Катастрофы напоминают нам о человеческой небрежности. Катастрофы продолжают нас провожать даже тогда, когда мы задолго до этого предвидели, что они произойдут. Они могут быть неизбежны в силу неполноценности и, напротив, совершенства чего-то. В любом случае они следуют жестокой логике стихийных сил, которые они выпускают на свободу. Никто не будет утверждать, что в области, где они свершаются, они преследуют правильную цель, а также дают нам реальную возможность воспользоваться их результатами.
Самое большее, что дают нам катастрофы — это то, что мы с ужасающей ясностью обращаем внимание на. те недостатки, которые позволили разрушить наши привычки, нашу глупость и самонадеянность, уверенность в собственной правоте. И все это происходит бессмысленно, не во имя какой-то идеи, как кажется некоторым. Конечно, имеются катастрофы, которые провоцируются саботажниками и политическими мародерами, которые, как хотелось бы нам думать, лишь воспользовались удобным случаем. Но уже работу по наведению порядка революционер должен предоставить другому человеку, который знаком с жизнедеятельностью государства и экономики. Человеку, который, исходя из собственного опыта, мог бы вновь вдохнуть жизнь в сломанное, искореженное и искалеченное существование, которое отныне является уже не революционным, а вновь консервативным. Жизнь, выведенная из состояния равновесия, вновь выравнивается. И с ней восстанавливается консервативный уклад, на котором базируется мир.

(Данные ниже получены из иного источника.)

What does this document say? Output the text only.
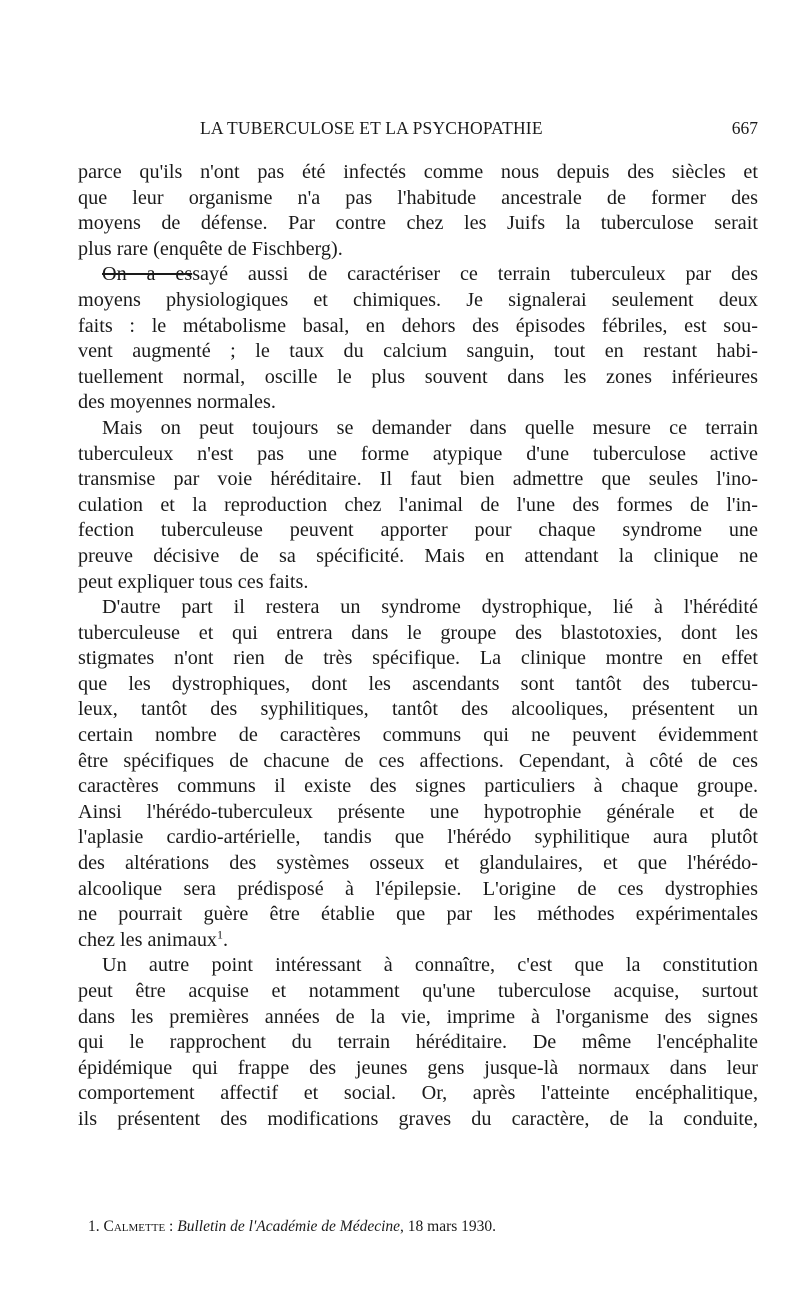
LA TUBERCULOSE ET LA PSYCHOPATHIE	667

parce qu'ils n'ont pas été infectés comme nous depuis des siècles et
que leur organisme n'a pas l'habitude ancestrale de former des
moyens de défense. Par contre chez les Juifs la tuberculose serait
plus rare (enquête de Fischberg).

On a essayé aussi de caractériser ce terrain tuberculeux par des
moyens physiologiques et chimiques. Je signalerai seulement deux
faits : le métabolisme basal, en dehors des épisodes fébriles, est sou-
vent augmenté ; le taux du calcium sanguin, tout en restant habi-
tuellement normal, oscille le plus souvent dans les zones inférieures
des moyennes normales.

Mais on peut toujours se demander dans quelle mesure ce terrain
tuberculeux n'est pas une forme atypique d'une tuberculose active
transmise par voie héréditaire. Il faut bien admettre que seules l'ino-
culation et la reproduction chez l'animal de l'une des formes de l'in-
fection tuberculeuse peuvent apporter pour chaque syndrome une
preuve décisive de sa spécificité. Mais en attendant la clinique ne
peut expliquer tous ces faits.

D'autre part il restera un syndrome dystrophique, lié à l'hérédité
tuberculeuse et qui entrera dans le groupe des blastotoxies, dont les
stigmates n'ont rien de très spécifique. La clinique montre en effet
que les dystrophiques, dont les ascendants sont tantôt des tubercu-
leux, tantôt des syphilitiques, tantôt des alcooliques, présentent un
certain nombre de caractères communs qui ne peuvent évidemment
être spécifiques de chacune de ces affections. Cependant, à côté de ces
caractères communs il existe des signes particuliers à chaque groupe.
Ainsi l'hérédo-tuberculeux présente une hypotrophie générale et de
l'aplasie cardio-artérielle, tandis que l'hérédo syphilitique aura plutôt
des altérations des systèmes osseux et glandulaires, et que l'hérédo-
alcoolique sera prédisposé à l'épilepsie. L'origine de ces dystrophies
ne pourrait guère être établie que par les méthodes expérimentales
chez les animaux$^1$.

Un autre point intéressant à connaître, c'est que la constitution
peut être acquise et notamment qu'une tuberculose acquise, surtout
dans les premières années de la vie, imprime à l'organisme des signes
qui le rapprochent du terrain héréditaire. De même l'encéphalite
épidémique qui frappe des jeunes gens jusque-là normaux dans leur
comportement affectif et social. Or, après l'atteinte encéphalitique,
ils présentent des modifications graves du caractère, de la conduite,

1. Calmette : Bulletin de l'Académie de Médecine, 18 mars 1930.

Сегодня мы находимся в консервативном протестном движении. В нем находится Россия. Германия размышляет над его проблемами. Европа, вздрагивая всем телом, чувствует эти процессы. Нет такой страны, над которой бы не парили духи революции. Нет таких стран, которые бы не были повергнуты мировой войной в пучину страданий, которые бы не испытали на себе ее экономическое и мировоззренческое воздействие. Повсюду имеются люди, которые видят, как новая историческая эпоха взрывает реальность, которая призвана для их народа или же всего «человечества», как говорят истово верующие в разум, стремящиеся быть причастными к этой эпохе. Но как раз те народы, которые накануне прорыва революции смогли уберечься от распада, с двойным рвением стремятся сохранить присущие им формы и связи.
В странах-победительницах консервативное протестное движение вдохновлено желанием сохранить политические моменты, которых придерживался народ и государство, те традиции, которые позволили не только сохранить прошлое нации, но и выиграть в мировой войне. Здесь консервативное движение усилено желанием увековечить победу в мировой войне, дабы сохранить навязанный мир и вовсю пользоваться его плодами. Здесь консервативное протестное движение является реакционным.
В странах, проигравших войну, консервативное протестное движение, напротив, направлено вперед, туда, где из низвергнутого мира возникают новые идеи, которые пока являются сами по себе революционными, но будут неосуществимыми. Здесь консервативное протестное движение обращено от вечности к настоящему, но в первую очередь оно ориентировано, чтобы достичь актуальной цели, а именно расторжения мира, который намереваются увековечить в современности. Здесь консервативное движение не является законченным, но только начинающимся, одновременно являясь и консервативным и революционным. Именно поэтому оно не вдохновлено волей к революции. Напротив, оно должно дать возможность объясниться революционерам, которые себя уже объявили отчасти банкротами. Одно уже сделано русскими революционерами. Другое должны совершить немецкие революционеры.